茂みの奥から現れた、暖かな緑を閉じ込めたような、不思議な光を内包する瞳を持った彼。同じ人の形をしているはずなのに、目の前の彼が人ではないような、そんな錯覚に陥る。畏怖すら抱いてしまいそうな程の翡翠の光。それほどまでに彼は不思議で、美しかった。
「君、は」
青年が何かを言おうと口を開くと、腕の中で静かにしていたはずの獣が「フガァァァァァ!!」と大きな鳴き声を上げながら青年の顔にロケットのように突っ込んで行った。
「えっ、え!?」
「ぬあぁぁぁぁぁ!!!?!いた、いっ、ちょ、んぶっ」
勢いで地面に倒れた青年の顔をフガフガと興奮した様子で獣が踏みつける。
先程までの弱った様子が嘘のようだ。
いや、決して怪我が治ったわけではないのだがどうしてだろうか、ひたすらに青年をペシペシしている獣にもはや強い意志のようなものを感じる。

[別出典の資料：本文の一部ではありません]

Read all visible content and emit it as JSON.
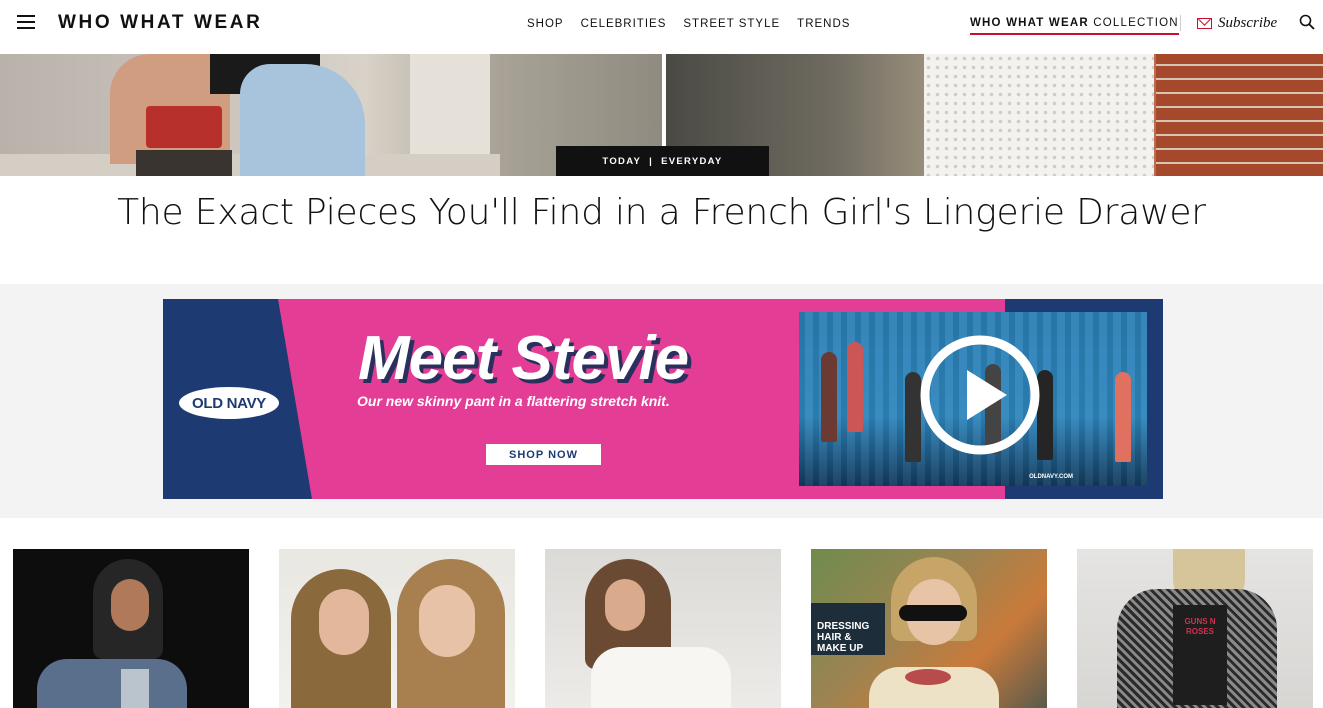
{
  "header": {
    "logo": "WHO WHAT WEAR",
    "nav": [
      "SHOP",
      "CELEBRITIES",
      "STREET STYLE",
      "TRENDS"
    ],
    "collection_bold": "WHO WHAT WEAR",
    "collection_rest": "COLLECTION",
    "subscribe": "Subscribe",
    "accent_color": "#c8102e"
  },
  "hero": {
    "badge_left": "TODAY",
    "badge_sep": "|",
    "badge_right": "EVERYDAY",
    "headline": "The Exact Pieces You'll Find in a French Girl's Lingerie Drawer"
  },
  "ad": {
    "brand": "OLD NAVY",
    "title": "Meet Stevie",
    "subtitle": "Our new skinny pant in a flattering stretch knit.",
    "cta": "SHOP NOW",
    "video_url": "OLDNAVY.COM",
    "colors": {
      "navy": "#1d3a73",
      "pink": "#e43d96"
    }
  },
  "thumbnails": [
    {
      "name": "thumb-1"
    },
    {
      "name": "thumb-2"
    },
    {
      "name": "thumb-3"
    },
    {
      "name": "thumb-4",
      "sign_line1": "DRESSING",
      "sign_line2": "HAIR & MAKE UP"
    },
    {
      "name": "thumb-5",
      "shirt_text": "GUNS N ROSES"
    }
  ]
}
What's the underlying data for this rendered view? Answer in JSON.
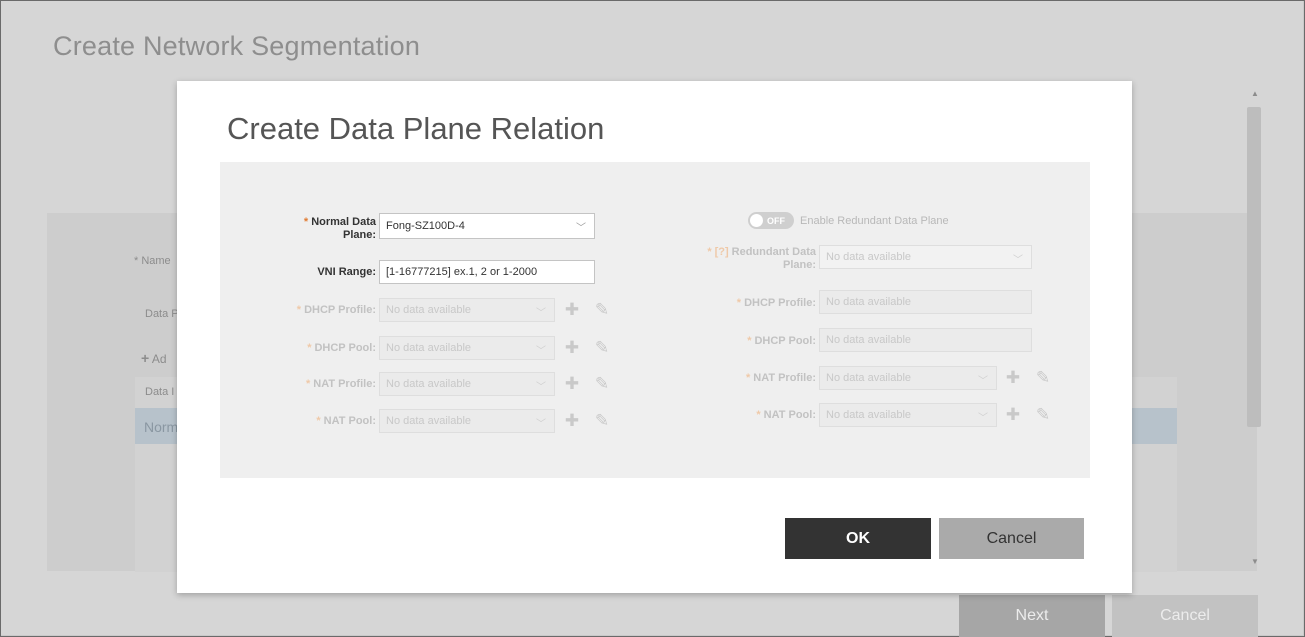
{
  "background": {
    "title": "Create Network Segmentation",
    "name_label": "* Name",
    "data_label": "Data P",
    "add_label": "Ad",
    "column_header": "Data I",
    "row_text": "Norm",
    "next_button": "Next",
    "cancel_button": "Cancel"
  },
  "modal": {
    "title": "Create Data Plane Relation",
    "left": {
      "normal_data_plane_label": "Normal Data Plane:",
      "normal_data_plane_value": "Fong-SZ100D-4",
      "vni_range_label": "VNI Range:",
      "vni_range_value": "[1-16777215] ex.1, 2 or 1-2000",
      "dhcp_profile_label": "DHCP Profile:",
      "dhcp_profile_value": "No data available",
      "dhcp_pool_label": "DHCP Pool:",
      "dhcp_pool_value": "No data available",
      "nat_profile_label": "NAT Profile:",
      "nat_profile_value": "No data available",
      "nat_pool_label": "NAT Pool:",
      "nat_pool_value": "No data available"
    },
    "right": {
      "toggle_state": "OFF",
      "toggle_label": "Enable Redundant Data Plane",
      "redundant_label_prefix": "[?]",
      "redundant_label": "Redundant Data Plane:",
      "redundant_value": "No data available",
      "dhcp_profile_label": "DHCP Profile:",
      "dhcp_profile_value": "No data available",
      "dhcp_pool_label": "DHCP Pool:",
      "dhcp_pool_value": "No data available",
      "nat_profile_label": "NAT Profile:",
      "nat_profile_value": "No data available",
      "nat_pool_label": "NAT Pool:",
      "nat_pool_value": "No data available"
    },
    "ok_button": "OK",
    "cancel_button": "Cancel"
  },
  "colors": {
    "required_marker": "#e07b32",
    "ok_button_bg": "#333333",
    "cancel_button_bg": "#aaaaaa"
  }
}
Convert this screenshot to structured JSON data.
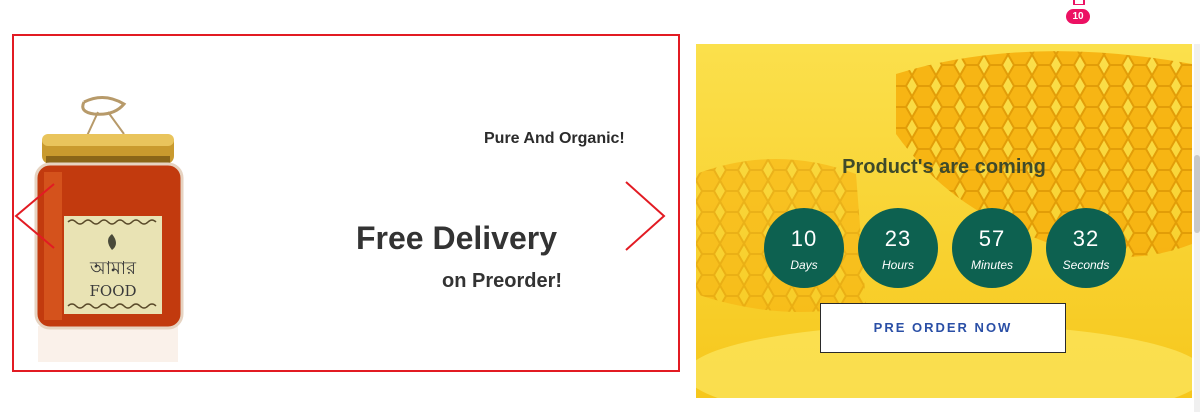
{
  "header": {
    "cart_count": "10"
  },
  "slider": {
    "tagline": "Pure And Organic!",
    "headline": "Free Delivery",
    "subline": "on Preorder!",
    "product": {
      "label_line1": "আমার",
      "label_line2": "FOOD"
    },
    "accent_color": "#e21b23"
  },
  "countdown": {
    "title": "Product's are coming",
    "units": [
      {
        "value": "10",
        "label": "Days"
      },
      {
        "value": "23",
        "label": "Hours"
      },
      {
        "value": "57",
        "label": "Minutes"
      },
      {
        "value": "32",
        "label": "Seconds"
      }
    ],
    "button_label": "PRE ORDER NOW",
    "circle_color": "#0d6150"
  }
}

(出会って数十分しか経ってないけど、今までで一番目がいきいきしている気がする…)
「っっやめろって!」
青年が左手で顔にベッタリと張り付いていた獣の首元を掴みあげる。
離されたのが不服だというように手足をパタパタとさせている様子に可愛いな、なんて思っていると、獣は身を捩って青年の手から逃れ陽菜の腕の中に戻ってきた。
フンと鼻を鳴らしているのが愛らしいくて、その黒い毛並みをゆっくりと撫でる。
「ぃっつ〜…」
しまった、撫でるのに夢中になって忘れていた。か細く聞こえた声の方を見やると、顔を押えながら座り込んでいる青年がいた。
「あの、大丈夫ですか?」
「あ、あぁ、うん。大丈夫。君こそ」
「はい、なんとか」
痛みに悶えていた青年がヘラリと笑う。
引っかき傷があちらこちらについてはいるがひとまず大丈夫らしい。
安心して小さく息を着くと、地面とにらめっこをしていた青年はこちらをゆっくりと見上げた。片側だけ顕になっている翡翠の瞳が、木々の隙間から漏れる光を反射してビー玉のようにキラキラしている。
「君、ここでなにしてたの?」
お尻についた砂を払いながら立ち上がった彼が陽菜へ問いかけた。
「へ?」
「あ、いや、この森さっきのやつみたいなのが結構いるし、ちょっと前から立ち入り禁止になってるのに君がいたからなんでだろうと思って」
いや立ち入り禁止ならなんで君もここにいるんだよと言ってやりたくなったが、あいにく初対面の相手にいきなり図々しくそんなことを言うような人間には育てられてはいないのでそっと胸の内でつぶやくだけに留めた。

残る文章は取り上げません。